The final update is space combat! Cargo pods can instead be filled in with turrets. Turrets aim and fire themselves automatically at targets far beyond visual range located with radar. Weaponfire lights you up on radar just like active radar does, so you can use passive radar to surprise attack an enemy, but once you do the jig is up. Your three weapons are lasers, which are very power-hungry for poor damage but have great range and double as point-defense against missiles, plus, while they burn through batteries very quickly, batteries can be recharged, missiles, which have finite and fairly large ammo that will take up a lot of space and require regular reloading but have good range and do tons of damage, and railguns, which come with a lot of ammo and also you can toss basically anything in the hopper for more, but have poor range and damage.
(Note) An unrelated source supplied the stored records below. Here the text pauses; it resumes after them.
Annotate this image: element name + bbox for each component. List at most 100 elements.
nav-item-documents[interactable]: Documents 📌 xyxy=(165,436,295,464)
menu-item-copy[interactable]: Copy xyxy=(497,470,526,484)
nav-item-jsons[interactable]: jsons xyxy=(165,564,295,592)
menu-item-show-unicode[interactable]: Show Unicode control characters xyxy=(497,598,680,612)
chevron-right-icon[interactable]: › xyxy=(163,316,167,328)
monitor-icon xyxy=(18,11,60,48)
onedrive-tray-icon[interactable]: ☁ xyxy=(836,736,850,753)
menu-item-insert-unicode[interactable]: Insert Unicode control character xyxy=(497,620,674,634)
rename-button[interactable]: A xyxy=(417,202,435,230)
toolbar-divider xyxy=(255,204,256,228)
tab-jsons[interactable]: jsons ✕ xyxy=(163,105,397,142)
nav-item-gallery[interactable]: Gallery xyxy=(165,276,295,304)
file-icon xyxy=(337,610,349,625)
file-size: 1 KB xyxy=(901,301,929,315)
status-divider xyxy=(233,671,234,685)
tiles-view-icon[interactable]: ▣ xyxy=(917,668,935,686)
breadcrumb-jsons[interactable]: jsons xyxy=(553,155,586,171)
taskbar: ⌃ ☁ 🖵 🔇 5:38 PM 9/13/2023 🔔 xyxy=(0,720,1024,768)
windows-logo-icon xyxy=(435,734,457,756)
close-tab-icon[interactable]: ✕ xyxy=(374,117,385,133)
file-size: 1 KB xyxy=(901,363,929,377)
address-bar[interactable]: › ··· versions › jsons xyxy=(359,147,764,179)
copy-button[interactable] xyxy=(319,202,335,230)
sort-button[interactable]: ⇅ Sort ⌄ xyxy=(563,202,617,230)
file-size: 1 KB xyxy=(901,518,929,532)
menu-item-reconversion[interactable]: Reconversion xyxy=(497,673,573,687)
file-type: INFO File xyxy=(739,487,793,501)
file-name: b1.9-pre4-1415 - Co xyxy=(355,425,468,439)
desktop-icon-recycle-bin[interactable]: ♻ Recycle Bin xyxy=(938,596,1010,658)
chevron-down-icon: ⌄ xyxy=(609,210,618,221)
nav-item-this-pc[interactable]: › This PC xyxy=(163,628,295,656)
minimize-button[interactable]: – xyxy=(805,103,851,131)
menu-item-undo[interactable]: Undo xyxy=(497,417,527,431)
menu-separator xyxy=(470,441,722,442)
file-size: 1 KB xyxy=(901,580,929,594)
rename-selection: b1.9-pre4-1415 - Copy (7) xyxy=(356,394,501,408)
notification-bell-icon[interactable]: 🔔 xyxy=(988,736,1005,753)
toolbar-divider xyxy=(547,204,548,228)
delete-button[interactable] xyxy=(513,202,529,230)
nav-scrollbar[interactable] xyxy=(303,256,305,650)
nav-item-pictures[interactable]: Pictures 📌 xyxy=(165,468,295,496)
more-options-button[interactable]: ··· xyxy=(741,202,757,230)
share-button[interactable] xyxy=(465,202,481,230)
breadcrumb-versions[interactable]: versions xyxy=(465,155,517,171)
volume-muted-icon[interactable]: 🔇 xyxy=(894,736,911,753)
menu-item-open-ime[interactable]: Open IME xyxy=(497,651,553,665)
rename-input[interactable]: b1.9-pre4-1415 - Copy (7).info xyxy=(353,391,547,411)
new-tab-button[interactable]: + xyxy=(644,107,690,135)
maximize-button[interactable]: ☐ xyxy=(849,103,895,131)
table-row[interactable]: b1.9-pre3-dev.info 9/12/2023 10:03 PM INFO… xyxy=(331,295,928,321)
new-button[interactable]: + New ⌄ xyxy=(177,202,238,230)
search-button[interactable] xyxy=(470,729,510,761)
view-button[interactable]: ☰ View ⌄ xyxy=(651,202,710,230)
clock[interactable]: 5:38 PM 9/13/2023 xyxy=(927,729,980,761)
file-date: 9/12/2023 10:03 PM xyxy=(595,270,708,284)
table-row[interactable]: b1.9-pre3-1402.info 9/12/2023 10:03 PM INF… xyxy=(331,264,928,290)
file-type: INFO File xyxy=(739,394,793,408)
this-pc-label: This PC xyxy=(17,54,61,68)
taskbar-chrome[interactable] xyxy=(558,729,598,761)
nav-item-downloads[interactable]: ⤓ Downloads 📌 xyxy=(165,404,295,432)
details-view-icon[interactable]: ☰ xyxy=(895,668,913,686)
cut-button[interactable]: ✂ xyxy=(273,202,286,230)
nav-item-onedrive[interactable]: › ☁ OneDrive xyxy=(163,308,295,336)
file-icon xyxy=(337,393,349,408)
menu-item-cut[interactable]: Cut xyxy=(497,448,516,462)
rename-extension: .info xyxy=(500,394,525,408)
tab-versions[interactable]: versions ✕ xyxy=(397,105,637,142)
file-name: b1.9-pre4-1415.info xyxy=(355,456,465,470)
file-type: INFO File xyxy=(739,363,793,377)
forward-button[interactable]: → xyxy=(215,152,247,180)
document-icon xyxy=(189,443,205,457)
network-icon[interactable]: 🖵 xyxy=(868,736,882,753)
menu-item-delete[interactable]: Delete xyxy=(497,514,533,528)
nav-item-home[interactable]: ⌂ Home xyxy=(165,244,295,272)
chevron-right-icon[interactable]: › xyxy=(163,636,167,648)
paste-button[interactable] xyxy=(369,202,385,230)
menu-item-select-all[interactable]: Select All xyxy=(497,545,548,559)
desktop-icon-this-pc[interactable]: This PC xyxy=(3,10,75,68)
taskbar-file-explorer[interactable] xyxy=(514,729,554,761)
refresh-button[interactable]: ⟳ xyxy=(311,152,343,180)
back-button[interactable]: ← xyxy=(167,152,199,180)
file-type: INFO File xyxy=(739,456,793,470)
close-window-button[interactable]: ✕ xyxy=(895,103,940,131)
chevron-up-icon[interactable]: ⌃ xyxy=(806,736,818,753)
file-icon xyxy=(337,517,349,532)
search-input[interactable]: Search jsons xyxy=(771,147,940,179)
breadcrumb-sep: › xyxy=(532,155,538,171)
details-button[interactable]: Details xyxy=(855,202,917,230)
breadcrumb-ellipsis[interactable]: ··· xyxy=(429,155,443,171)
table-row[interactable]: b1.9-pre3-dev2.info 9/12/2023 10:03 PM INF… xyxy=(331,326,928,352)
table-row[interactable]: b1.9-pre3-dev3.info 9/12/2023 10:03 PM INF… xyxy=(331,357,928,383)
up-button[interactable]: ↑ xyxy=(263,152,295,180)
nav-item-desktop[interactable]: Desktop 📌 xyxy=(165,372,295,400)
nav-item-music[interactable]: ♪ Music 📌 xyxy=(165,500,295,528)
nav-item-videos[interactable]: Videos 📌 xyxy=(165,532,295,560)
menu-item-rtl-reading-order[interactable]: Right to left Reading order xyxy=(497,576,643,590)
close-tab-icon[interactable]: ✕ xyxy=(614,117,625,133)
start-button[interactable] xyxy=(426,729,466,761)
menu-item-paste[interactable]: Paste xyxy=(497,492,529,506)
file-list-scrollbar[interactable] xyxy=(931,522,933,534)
You want to have some of everything on hand and then once you know what weapons the enemy has, you want to focus on maintaining the turrets that counter those weapons and worry about fixing the others after the battle is over.
With weapons, of course, comes missions for patrolling space to keep pirates or enemy scouts at bay, hunting down specific bounties, and assaulting enemy space stations. This also means we can introduce a territory control mechanic, because it is fun to paint maps blue.
All of these missions stay focused on the core concept of unplugging parts from less important systems to plug them into more important systems while trying to keep your temperature reasonable, seal up any holes punched in your frame, and prevent any of your electronics from shorting out, all in hopes of minimizing the damage to your pod/ship, but they add more systems to worry about and a greater context for completing missions in besides just trying to survive longer and longer times.